As a child, Petryshyn knew he was different, obsessive in his passions to the exclusion of anything that could distract him. He was introduced to punk rock by older friends around the fourth grade and became immersed to an intense degree in albums, liner notes and anything else he could get his hands on to find out more about the bands, ethos and energy. He was unaware at the time how much it helped him process the complicated emotions and information that surged through his mind. As an adult he was diagnosed with ADHD (a common companion to other neuro-divergent diagnosis) but that wasn't the full story.
A chance discussion with a colleague led him down a rabbit hole of research, and ultimately led to his recent diagnosis, well into adulthood; opening up a series of realizations about himself, his processes, and how much music and the community it has offered most of his life shaped him, and ultimately, Riot Fest itself.
His decision to go public with the diagnosis was formed in the hope to shine the light for people of all ages who might have similar experiences. He told the Sun Times,
"It's for the kids. It's for parents. Like my parents had no idea. I was born in 1978, no one was thinking about this. ... If anything, it was just like I was 'difficult but lovable.' I think that's how my mom described me," he shares. "I think it's important for parents who maybe have children that are diagnosed with autism and thinking what their future can be. You can own your future in a way. ... For parents they don't have to look at it as a negative, you know. Just build the structure. ... It's really about having people around you who will know how to give you the tools."
He also noted that while music is a fantastic therapeutic tool, any passion is worthy of exploration. "If you or your friend or your child discover something that you love above anything else, encourage them, they will find a community and support that everyone needs in their life."
Why Riot Fest? After moving to Chicago to study Philosophy at Loyola, Petryshyn felt at a crossroads he didn't quite understand. He feels that his subconscious was pushing towards getting his favorite bands on stage in Chicago, though it's difficult to define. Just a feeling, in a way.

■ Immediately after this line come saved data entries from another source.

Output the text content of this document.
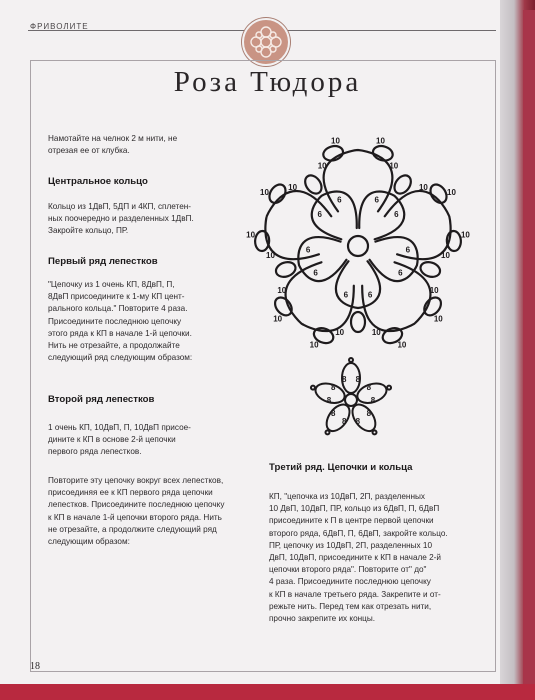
ФРИВОЛИТЕ
Роза Тюдора
Намотайте на челнок 2 м нити, не
отрезая ее от клубка.
Центральное кольцо
Кольцо из 1ДвП, 5ДП и 4КП, сплетен-
ных поочередно и разделенных 1ДвП.
Закройте кольцо, ПР.
Первый ряд лепестков
"Цепочку из 1 очень КП, 8ДвП, П,
8ДвП присоедините к 1-му КП цент-
рального кольца." Повторите 4 раза.
Присоедините последнюю цепочку
этого ряда к КП в начале 1-й цепочки.
Нить не отрезайте, а продолжайте
следующий ряд следующим образом:
Второй ряд лепестков
1 очень КП, 10ДвП, П, 10ДвП присое-
дините к КП в основе 2-й цепочки
первого ряда лепестков.
Повторите эту цепочку вокруг всех лепестков,
присоединяя ее к КП первого ряда цепочки
лепестков. Присоедините последнюю цепочку
к КП в начале 1-й цепочки второго ряда. Нить
не отрезайте, а продолжите следующий ряд
следующим образом:
Третий ряд. Цепочки и кольца
КП, "цепочка из 10ДвП, 2П, разделенных
10 ДвП, 10ДвП, ПР, кольцо из 6ДвП, П, 6ДвП
присоедините к П в центре первой цепочки
второго ряда, 6ДвП, П, 6ДвП, закройте кольцо.
ПР, цепочку из 10ДвП, 2П, разделенных 10
ДвП, 10ДвП, присоедините к КП в начале 2-й
цепочки второго ряда". Повторите от" до"
4 раза. Присоедините последнюю цепочку
к КП в начале третьего ряда. Закрепите и от-
режьте нить. Перед тем как отрезать нити,
прочно закрепите их концы.
10	10
10	10
10
10
10
10
10
10
10
10
10
10
10
10
10
10
10
10
6
6
6
6
6
6
6
6
6
6
8 8
8
8
8
8
8
8
8
8
18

Petryshyn started the festival as a one time event at the Congress Theater, reuniting The Germs (whose Pat Smear appears this year with the Foo Fighters) with a host of others. His family pitched in, Smear was particularly taken with Petryshyn's mother's catering, including her brownies. Declaring that "Patrick was a nice young man," she baked more after the fest and shipped them to him. No doubt he'll have a surprise batch in the dressing room this year. This is one illustration of how personal the festival is too Petryshyn. His ability to reunite bands (The Replacements, The Misfits, Jawbreaker, etc) where others failed is a difficult to define concept that can only be called authenticity. "Big fest come in with huge financial incentives, where as I come in to talk about my favorite singles, for example, and the promise that we will present them the way they are most comfortable with. It really makes a difference with people who have previous negative experiences or have felt misunderstood. I understand that feeling, and I work to make sure they feel comfortable." I feel the same way about our fans, I want to protect them and the bands in the same way, because they are both validating for all the hard work of putting on and sustaining an independent festival on a shoe string staff.